Let’s talk about Half-Life: Alyx’s impact for PCVR. The game is fine as per our review. But it also runs on a niche format which set VR back in 2016. Alyx requires high-end PC parts for the best experience. Existing PC owners are likely to upgrade. Those without PCs are out of luck. Immediately, the obvious barriers to VR mass adoption are pre-Quest ones. They also come with an even higher price tag than standalone headsets. But somehow, Alyx proved that VR content alone could still cause headsets like the Valve Index to run out in certain parts of the world (despite layers of requirements). Did I mention a need for a Link cable for the PC?

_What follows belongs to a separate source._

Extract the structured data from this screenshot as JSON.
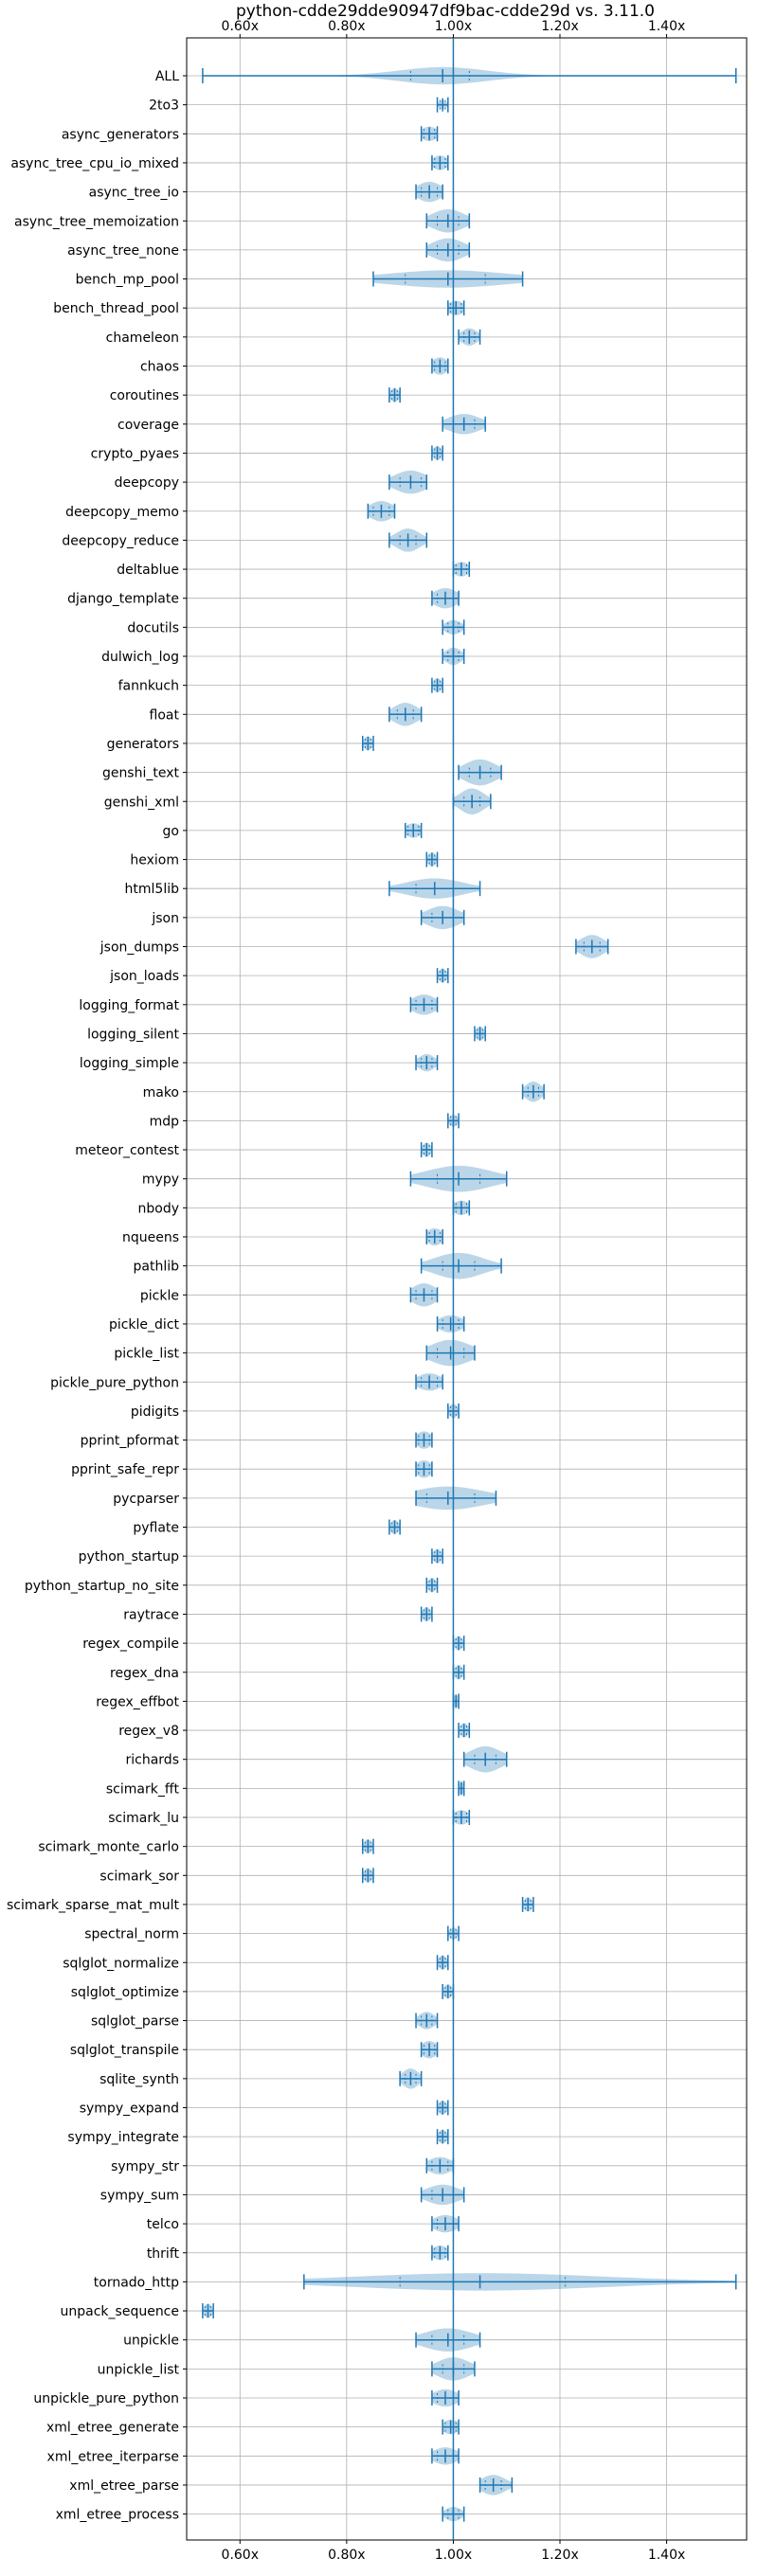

Overall VR sales in 2020 were established at almost 5 million worldwide. But according to Facebook CEO Mark Zuckerberg in their latest Q3 earnings call, it would take 5 million more for a worry-free outlook (at least through the Oculus platform).
“The big milestone that I’m focused on here is we want to get to 10 million active units in our VR systems,” Zuckerberg said. “Because we think at that point, that’s when it will become — the ecosystem will really be able to be self-sustaining and accelerate where independent developers will be able to start.”
Immediately after, Zuckerberg also noted it would “economically make sense” for independent developers to use Oculus VR above gaming. VR’s applications for industry and enterprise would also affect the way AR is developed as they would share a similar OS. This casts a bigger uncertainty for the up-and-coming AR platform which is being framed for productivity beyond gaming. AR’s mass adoption could become more legitimized, while it wouldn’t have gaming as a support. But any step taken towards augmented reality gaming would only boost AR’s potential while VR stays its course. In contrast, virtual reality would have to take notes from AR for it to grow faster than it could with games. AR has the added benefit of learning from VR’s well-worn path, but veers differently from the video game business model (or gamification).
It’s obvious that VR’s current road to mass adoption is on the playable side. But games alone are also keeping the platform afloat in a slower pace. Nielsen’s predictions aren’t bold, since its total game revenue will only climb by 2% in 2021. VR only fits in a smaller chunk within that percentage, with COVID-19 affecting headset production. Of course, this makes mass adoption an even bigger test of patience for those deliberating on VR. With gaming taking hits for overall platforms, VR is likely to face a bigger growth stunt in comparison to consoles from Xbox, PlayStation or Nintendo.
The Oculus Quest 2 isn’t an end-all-be-all device by any means. Its continued focus for an accessible, wireless and standalone VR experience is what consumers in 2016 waited for. Its reduced costs only adds to a prospect of cheaper iterations until VR is ubiquitous (and of course, affordable). But the outcome also leans on the patience of consumers still holding back on purchases. For consumers to remain interested for mass adoption, it’s important to look at VR’s bigger (intended) purposes as a computer or high-end console. One thing is clear: a long-time marketing focus for VR gaming has given AR a clear contrast ahead of its big moment.